Frank Gehry
Frank O. Gehry's designs for museums have made him one of the preeminent architects of the twentieth century. His first museum, the Cabrillo Marine Museum in San Pedro, California, opened in 1979. The Frederick R. Weisman Art Museum at the University of Minnesota, which opened in 1993, was the first art museum Gehry designed from the ground up. Before the Weisman he had designed an art gallery in Santa Monica that was part of a shopping center. He had also renovated some warehouses as the "Temporary Contemporary," for the Museum of Contemporary Art (MOCA) in Los Angeles. That space is now called the Geffen Contemporary. A Gehry-designed museum in Germany for the Vitra Furniture Company opened in 1989.

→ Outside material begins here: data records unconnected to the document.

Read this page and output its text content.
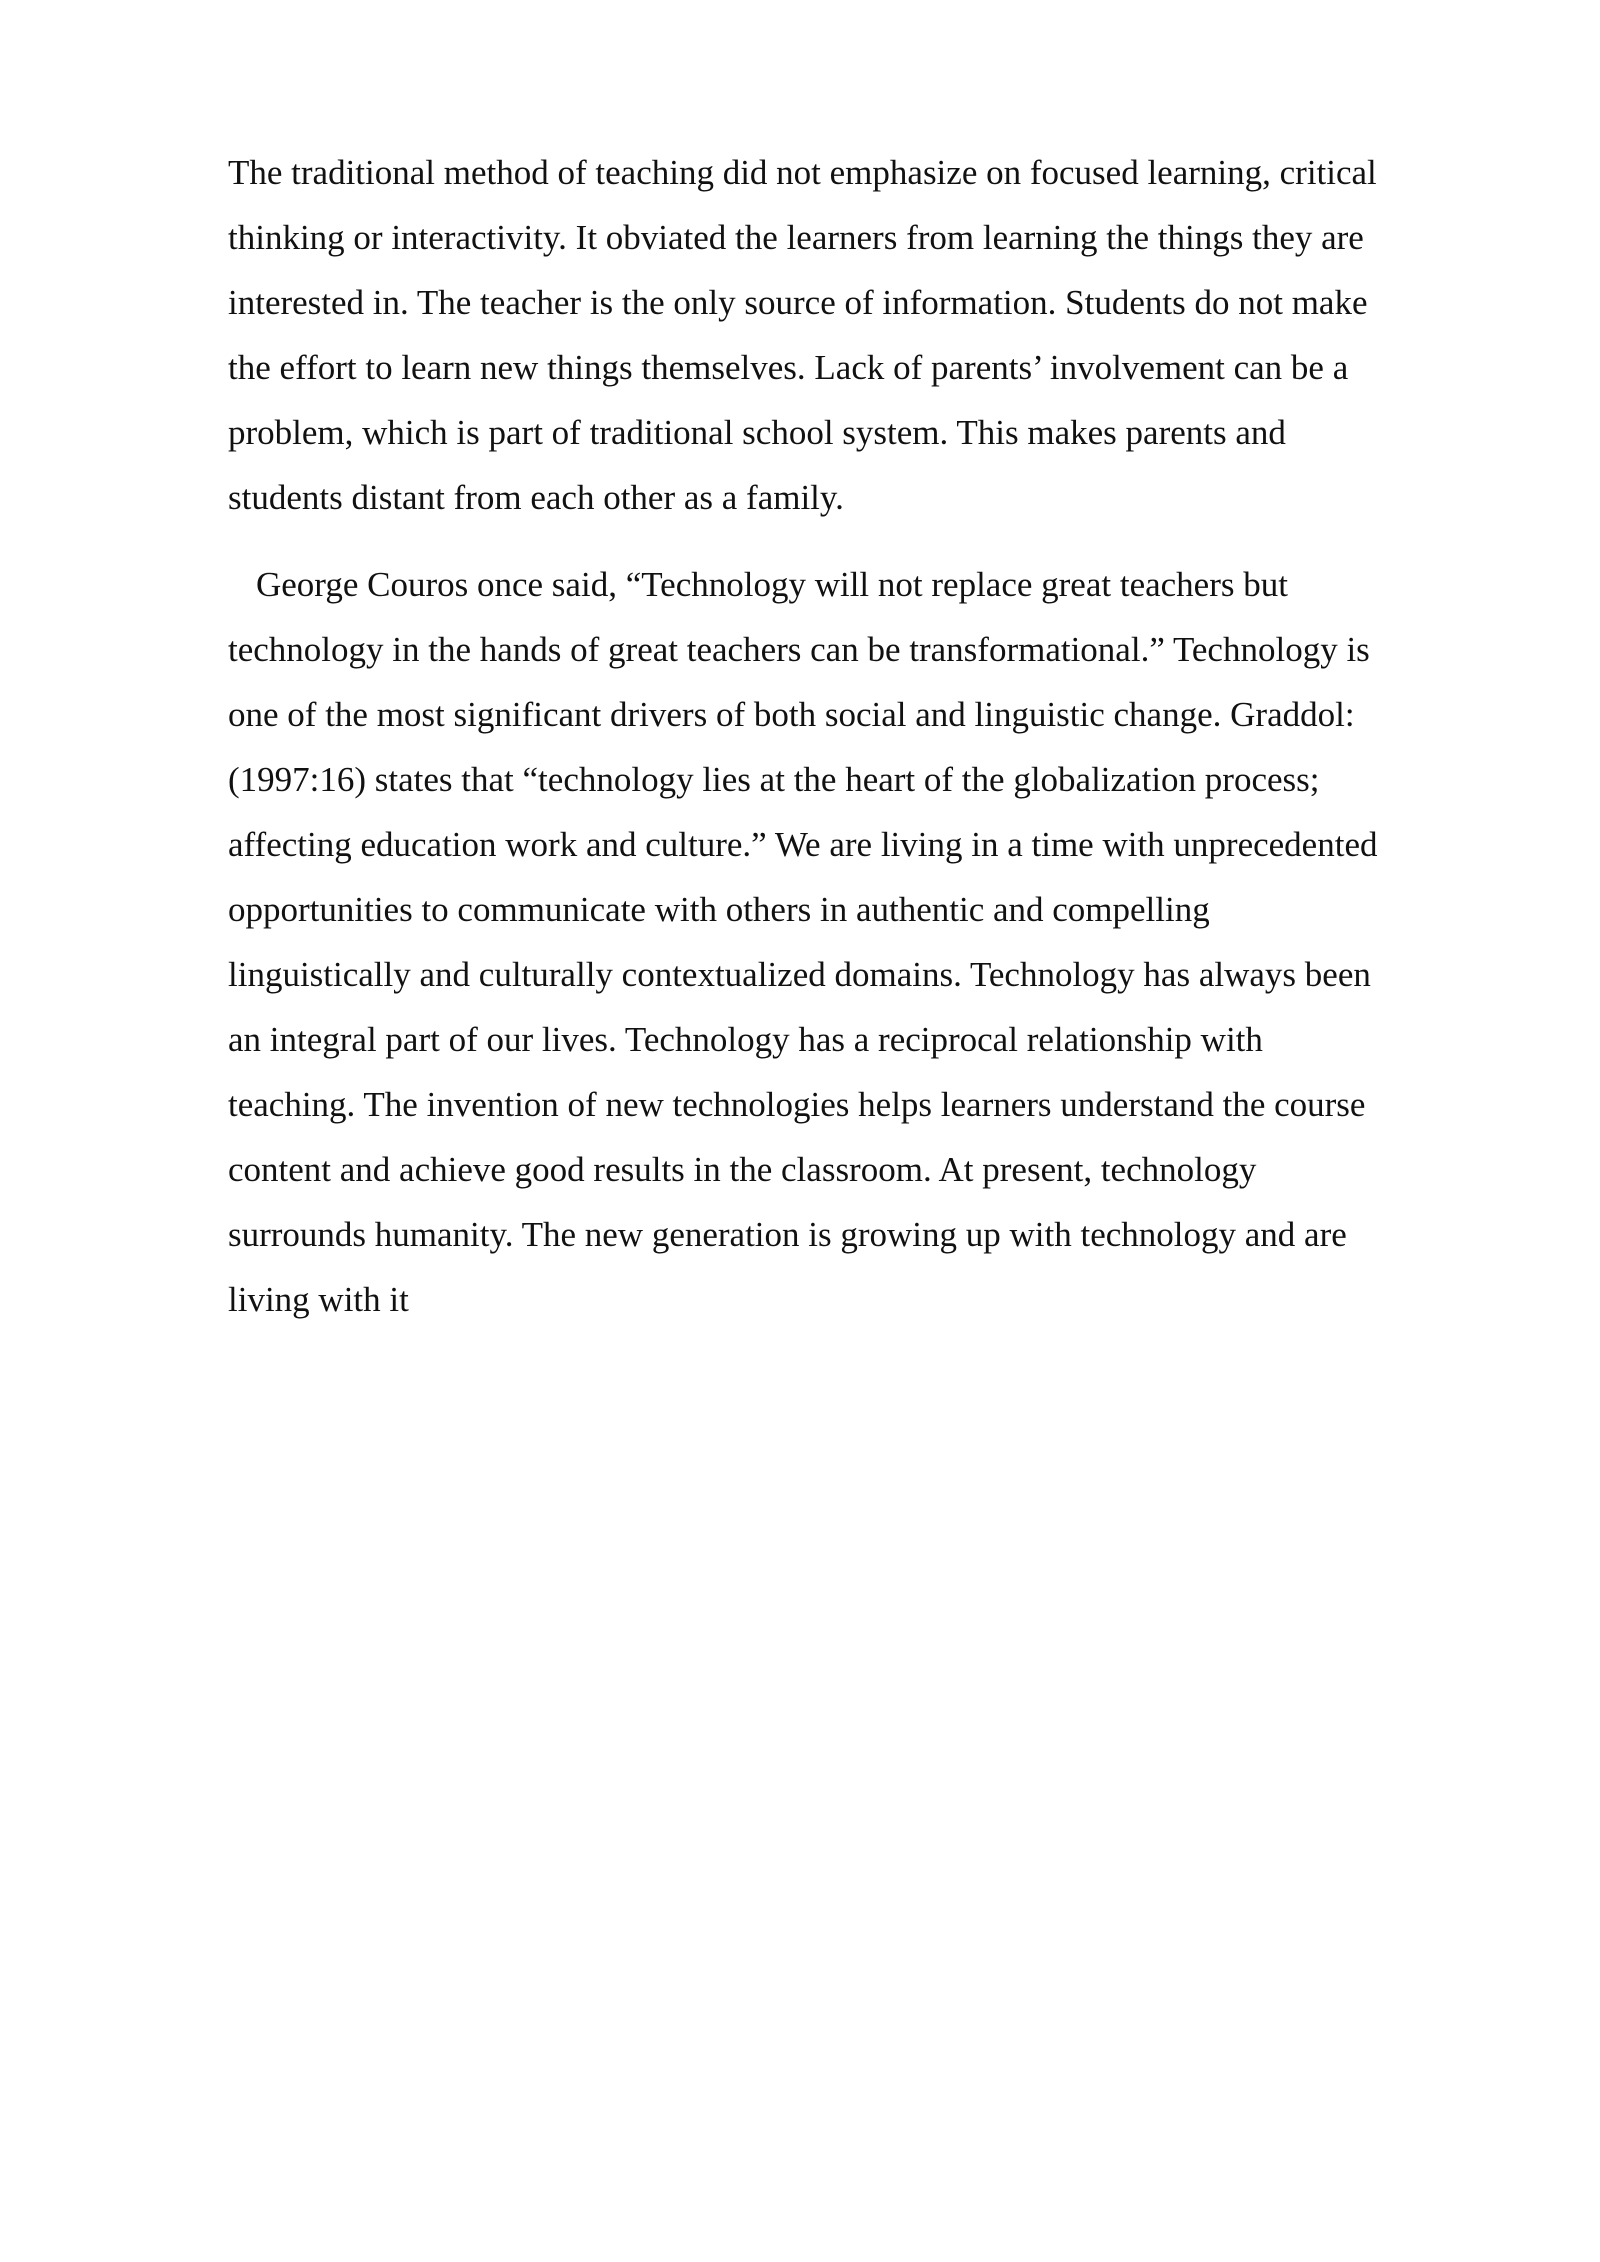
The traditional method of teaching did not emphasize on focused learning, critical
thinking or interactivity. It obviated the learners from learning the things they are
interested in. The teacher is the only source of information. Students do not make
the effort to learn new things themselves. Lack of parents’ involvement can be a
problem, which is part of traditional school system. This makes parents and
students distant from each other as a family.

George Couros once said, “Technology will not replace great teachers but
technology in the hands of great teachers can be transformational.” Technology is
one of the most significant drivers of both social and linguistic change. Graddol:
(1997:16) states that “technology lies at the heart of the globalization process;
affecting education work and culture.” We are living in a time with unprecedented
opportunities to communicate with others in authentic and compelling
linguistically and culturally contextualized domains. Technology has always been
an integral part of our lives. Technology has a reciprocal relationship with
teaching. The invention of new technologies helps learners understand the course
content and achieve good results in the classroom. At present, technology
surrounds humanity. The new generation is growing up with technology and are
living with it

The Guggenheim Museum in Bilbao, Spain, which opened in 1997, gained worldwide fame for Gehry and for the city of Bilbao. The museum transformed Bilbao from a little-known, declining industrial city to a thriving inter- national tourist destination. New museums and other cultural organizations in small and large cities, rural and urban, are being built in the hopes that they will emulate the so-called "Bilbao effect" — nothing less than the economic revitalization of a city.
Gehry's designs for museums reflect and facilitate the complicated roles that museums play in the world today. Museums are no longer simply places for the safekeeping of rare, historically important, or beautiful objects that they usually were a century ago. Today it is not enough for museums to simply provide a quiet place where well-educated, well-to-do visitors may come to contemplate beautiful or important objects. Museums are educational institutions, community centers, and tourist attractions. They operate businesses, such as stores and cafes, integrate new immigrants, and revitalize neighborhoods and cities.
Frank O. Gehry was born in 1929 in Toronto, Canada. He moved to Los Angeles with his family when he was a teenager. Gehry was educated at the University of Southern California, Los Angeles, and at Harvard University. He opened his own firm in Los Angeles in 1962. Gehry is well known as a sculptor and artist as well as an architect. He created the giant glass fish at the Minneapolis Sculpture Garden and the sculptural Formica fish lamp on view in the Weisman's Dolly Fiterman Riverview Gallery. He won the architecture world's equivalent of the Nobel Prize, the Pritzker Prize, in 1989 and the American Institute of Architect's Gold Medal in 1999.

This exhibition is one of the programs the Weisman is organizing to celebrate its tenth anniversary in its Gehry-designed facility. The exhibit presents four Gehry-designed museums and six museum projects that are in various stages of design or construction. The built projects include:
- Vitra Design Museum, Weil am Rhein, Germany, opened 1989
- Frederick R. Weisman Art Museum at the University of Minnesota, Minneapolis, opened 1993
- Guggenheim Museum Bilbao, Bilbao, Spain, opened 1997
- Experience Music Project, Seattle, Washington, opened 2000
The projects in the exhibit that are not yet completed are:
- The Ohr-O'Keefe Museums, Biloxi, Mississippi; design began 1999, construction 2003, completion 2005
- Corcoran Gallery of Art, Washington, D.C.; won design competition 1998
- Solomon R. Guggenheim Museum, Lower Manhattan Project, New York City; design began 1998; project has been cancelled
- MARTa Herford, Herford, Germany; design began 1998, construction 2001, completion 2004
- Jerusalem Museum of Tolerance—Center for Human Dignity — A project of the Simon Wiesenthal Center, Jerusalem; design began 2000; completion expected 2006-07
- Puente de Vida — Panama Museum of Biodiversity, Panama City, Panama; design began 1999; construction 2003; completion 2006
The show will not only feature photographs, models, installations, and 3D video of Gehry's architecture focusing on museum spaces but also examples of his sculpture and furniture. It emphasises both the function of Gehry's sculptural exteriors, which set the tone for the artistic and historical experience within along with his equally groundbreaking interiors, which can be regarded as works of art in themselves. There are four main sections in the exhibition—Contexts for Museums, Complex Exteriors, Galleries with Character, and Technology.
Other exhibition-related activities include panel discussions, public tours, a film series, classes for adults and children on architecture and gallery space, and disability workshops.